Even if you could surmount union opposition, the federal government has an ever-increasing thicket of red tape that makes such a thing impractical. It takes months to get hired for a job with the federal government. It takes months to ramp up a new program. By the time you’d gotten your NWPA through Congress over strenuous union objections, appointed someone to head it, set up the funding and hiring procedures, and actually hired people, it would be 2011. Maybe 2012. Perhaps you could waive all the civil service and associated procedure surrounding federal hiring, but I don’t see how.

* Grants.gov will close for four days in February. When is the last time Amazon.com intentionally closed at all?

* Terrorists hurt America most by making it close its borders. In other words, the United States is doing more harm through its reaction to terrorism than the terrorism itself has done, in part because terrorism is highly visible, reported, and immediately obvious while the effects of making border crossing more difficult are diffuse and too seldom discussed.

* For Elderly in Rural Areas, Times Are Distinctly Harder. Do you suppose the reporter has seen or read The Last Picture Show?

* “[…] neither private or public sector efforts are going to take a significant bite out of the digital divide in the foreseeable future.” Sounds like a call for more grant programs. The only really awesome municipal broadband I’ve seen is in Monticello, Minnesota.

* “[Prostitution] involves a good or service (or whatever you want to call it) — sex — which, when undertaken for free by consenting adults is legal but which becomes illegal when money changes hands. Can you think of other goods and services that share this trait?

Me neither.

* In Latino Gardens, Vegetables, Good Health and Savings Flourish.

* Remember: If you apply for a grant program, you might actually win and then have to run said program. This comes up by way of “In Race for U.S. School Grants Is a Fear of Winning:” “One major concern is that should Illinois succeed in the national competition for Race to the Top money, it might not have the ability to finance the long-term costs of any new programs once the federal money has been spent.”

* Prohibition: A Cautionary Tale.

* Prisons or colleges? California “chooses” prisons because of structural issues relating to prison guards’ unions, politics, and laws, all of which interact with one another to produce a nasty outcome. See how at the link.

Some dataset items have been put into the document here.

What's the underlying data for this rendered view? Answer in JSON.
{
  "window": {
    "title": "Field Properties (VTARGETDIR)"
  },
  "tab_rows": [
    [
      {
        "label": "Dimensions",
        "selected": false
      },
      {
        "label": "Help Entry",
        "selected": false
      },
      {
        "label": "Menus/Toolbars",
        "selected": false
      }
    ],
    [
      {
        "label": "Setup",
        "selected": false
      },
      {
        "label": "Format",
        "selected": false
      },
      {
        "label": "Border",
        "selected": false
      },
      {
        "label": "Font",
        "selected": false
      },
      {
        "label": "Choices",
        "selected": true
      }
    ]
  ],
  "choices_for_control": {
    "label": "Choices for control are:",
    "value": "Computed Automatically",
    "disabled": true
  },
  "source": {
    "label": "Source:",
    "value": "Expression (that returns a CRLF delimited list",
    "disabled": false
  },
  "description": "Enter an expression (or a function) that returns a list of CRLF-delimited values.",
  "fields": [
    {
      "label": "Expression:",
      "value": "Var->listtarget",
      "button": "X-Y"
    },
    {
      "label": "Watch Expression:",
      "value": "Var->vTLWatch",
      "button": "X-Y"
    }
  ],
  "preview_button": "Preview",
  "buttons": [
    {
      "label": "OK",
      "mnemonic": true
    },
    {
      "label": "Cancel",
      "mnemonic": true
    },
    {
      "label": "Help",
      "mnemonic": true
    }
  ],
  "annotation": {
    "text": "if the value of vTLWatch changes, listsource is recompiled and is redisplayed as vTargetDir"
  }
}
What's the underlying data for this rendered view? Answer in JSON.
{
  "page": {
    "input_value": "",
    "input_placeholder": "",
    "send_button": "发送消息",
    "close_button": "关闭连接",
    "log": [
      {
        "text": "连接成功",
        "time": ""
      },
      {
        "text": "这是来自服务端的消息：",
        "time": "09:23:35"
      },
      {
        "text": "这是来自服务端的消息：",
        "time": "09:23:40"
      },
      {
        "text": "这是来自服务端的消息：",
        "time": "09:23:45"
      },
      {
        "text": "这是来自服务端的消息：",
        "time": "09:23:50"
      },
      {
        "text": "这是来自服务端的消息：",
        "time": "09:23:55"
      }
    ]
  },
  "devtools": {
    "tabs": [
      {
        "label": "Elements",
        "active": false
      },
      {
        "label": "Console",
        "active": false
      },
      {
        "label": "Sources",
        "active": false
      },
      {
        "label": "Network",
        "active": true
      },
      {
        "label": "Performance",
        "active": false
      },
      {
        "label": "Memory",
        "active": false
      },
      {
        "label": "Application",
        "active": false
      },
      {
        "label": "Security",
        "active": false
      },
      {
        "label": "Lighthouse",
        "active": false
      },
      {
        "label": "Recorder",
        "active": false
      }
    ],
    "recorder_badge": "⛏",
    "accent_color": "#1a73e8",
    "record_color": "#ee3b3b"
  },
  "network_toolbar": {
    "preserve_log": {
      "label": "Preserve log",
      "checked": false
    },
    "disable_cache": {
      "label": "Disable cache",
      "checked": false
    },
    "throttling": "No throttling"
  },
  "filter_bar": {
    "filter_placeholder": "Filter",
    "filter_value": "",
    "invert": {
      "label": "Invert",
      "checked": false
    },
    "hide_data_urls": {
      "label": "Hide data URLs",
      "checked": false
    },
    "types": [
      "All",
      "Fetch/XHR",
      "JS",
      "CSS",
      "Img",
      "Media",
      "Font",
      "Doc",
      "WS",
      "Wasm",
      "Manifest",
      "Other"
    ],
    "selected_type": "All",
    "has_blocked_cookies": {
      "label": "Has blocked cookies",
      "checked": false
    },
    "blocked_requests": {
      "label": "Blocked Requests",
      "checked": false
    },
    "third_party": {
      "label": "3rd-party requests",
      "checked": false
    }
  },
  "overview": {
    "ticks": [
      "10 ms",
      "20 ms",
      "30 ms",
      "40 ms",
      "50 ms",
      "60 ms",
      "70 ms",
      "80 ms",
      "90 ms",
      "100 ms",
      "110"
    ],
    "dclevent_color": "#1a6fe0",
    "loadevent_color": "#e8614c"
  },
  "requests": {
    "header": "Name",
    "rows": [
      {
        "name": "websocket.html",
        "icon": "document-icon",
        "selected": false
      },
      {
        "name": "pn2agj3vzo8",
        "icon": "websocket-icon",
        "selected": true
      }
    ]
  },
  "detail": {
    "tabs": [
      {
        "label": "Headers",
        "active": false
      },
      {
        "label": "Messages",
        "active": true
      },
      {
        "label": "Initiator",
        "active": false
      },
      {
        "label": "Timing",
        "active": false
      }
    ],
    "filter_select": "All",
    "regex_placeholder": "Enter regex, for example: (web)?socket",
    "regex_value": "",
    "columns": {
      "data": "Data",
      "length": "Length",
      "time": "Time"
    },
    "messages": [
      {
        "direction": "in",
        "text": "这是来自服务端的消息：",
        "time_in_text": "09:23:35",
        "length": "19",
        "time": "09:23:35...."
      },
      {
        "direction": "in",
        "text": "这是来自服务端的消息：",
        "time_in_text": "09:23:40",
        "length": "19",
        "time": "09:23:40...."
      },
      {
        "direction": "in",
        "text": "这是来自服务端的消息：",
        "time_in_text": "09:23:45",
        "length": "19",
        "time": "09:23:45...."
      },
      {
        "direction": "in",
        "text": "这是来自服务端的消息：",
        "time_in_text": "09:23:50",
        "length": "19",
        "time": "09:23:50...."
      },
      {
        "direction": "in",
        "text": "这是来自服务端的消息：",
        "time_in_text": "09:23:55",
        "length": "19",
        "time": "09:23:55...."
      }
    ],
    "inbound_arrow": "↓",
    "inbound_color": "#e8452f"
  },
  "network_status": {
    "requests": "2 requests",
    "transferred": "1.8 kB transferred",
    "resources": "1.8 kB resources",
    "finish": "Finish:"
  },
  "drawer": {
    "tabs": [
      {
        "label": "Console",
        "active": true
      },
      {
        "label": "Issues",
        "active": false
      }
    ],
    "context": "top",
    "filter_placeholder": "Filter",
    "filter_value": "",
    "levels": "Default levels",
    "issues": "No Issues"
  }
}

* Why public domain works matter.

* U.S. Keeps Science Lead, But Other Countries Gain. Compare this to Neal Stephenson’s excellent piece in the New York Times, “Turn On, Tune In, Veg Out.”

* According to the New York Times: The Obama administration’s $75 billion program to protect homeowners from foreclosure has been widely pronounced a disappointment, and some economists and real estate experts now contend it has done more harm than good. They’re referring to the Making Home Affordable program.

* Why you should use the revolving doors.

* How China wrecked the Copenhagen talks. See also James Fallows’ excellent commentary.

* Manzi’s error: economic growth rate differences between America and Europe are almost entirely explained by population growth rate differences.

* “15th Century Greenland has something in common with IBM in 1980: a belief that historically successful behavior will succeed in the future.”

* A crime theory demolished (or at least altered):

The recession of 2008-09 has undercut one of the most destructive social theories that came out of the 1960s: the idea that the root cause of crime lies in income inequality and social injustice. As the economy started shedding jobs in 2008, criminologists and pundits predicted that crime would shoot up, since poverty, as the “root causes” theory holds, begets criminals. Instead, the opposite happened. Over seven million lost jobs later, crime has plummeted to its lowest level since the early 1960s. The consequences of this drop for how we think about social order are significant.

* News from Seattle: Rainier Beach High School anti-drug mentor also a dealer, police allege.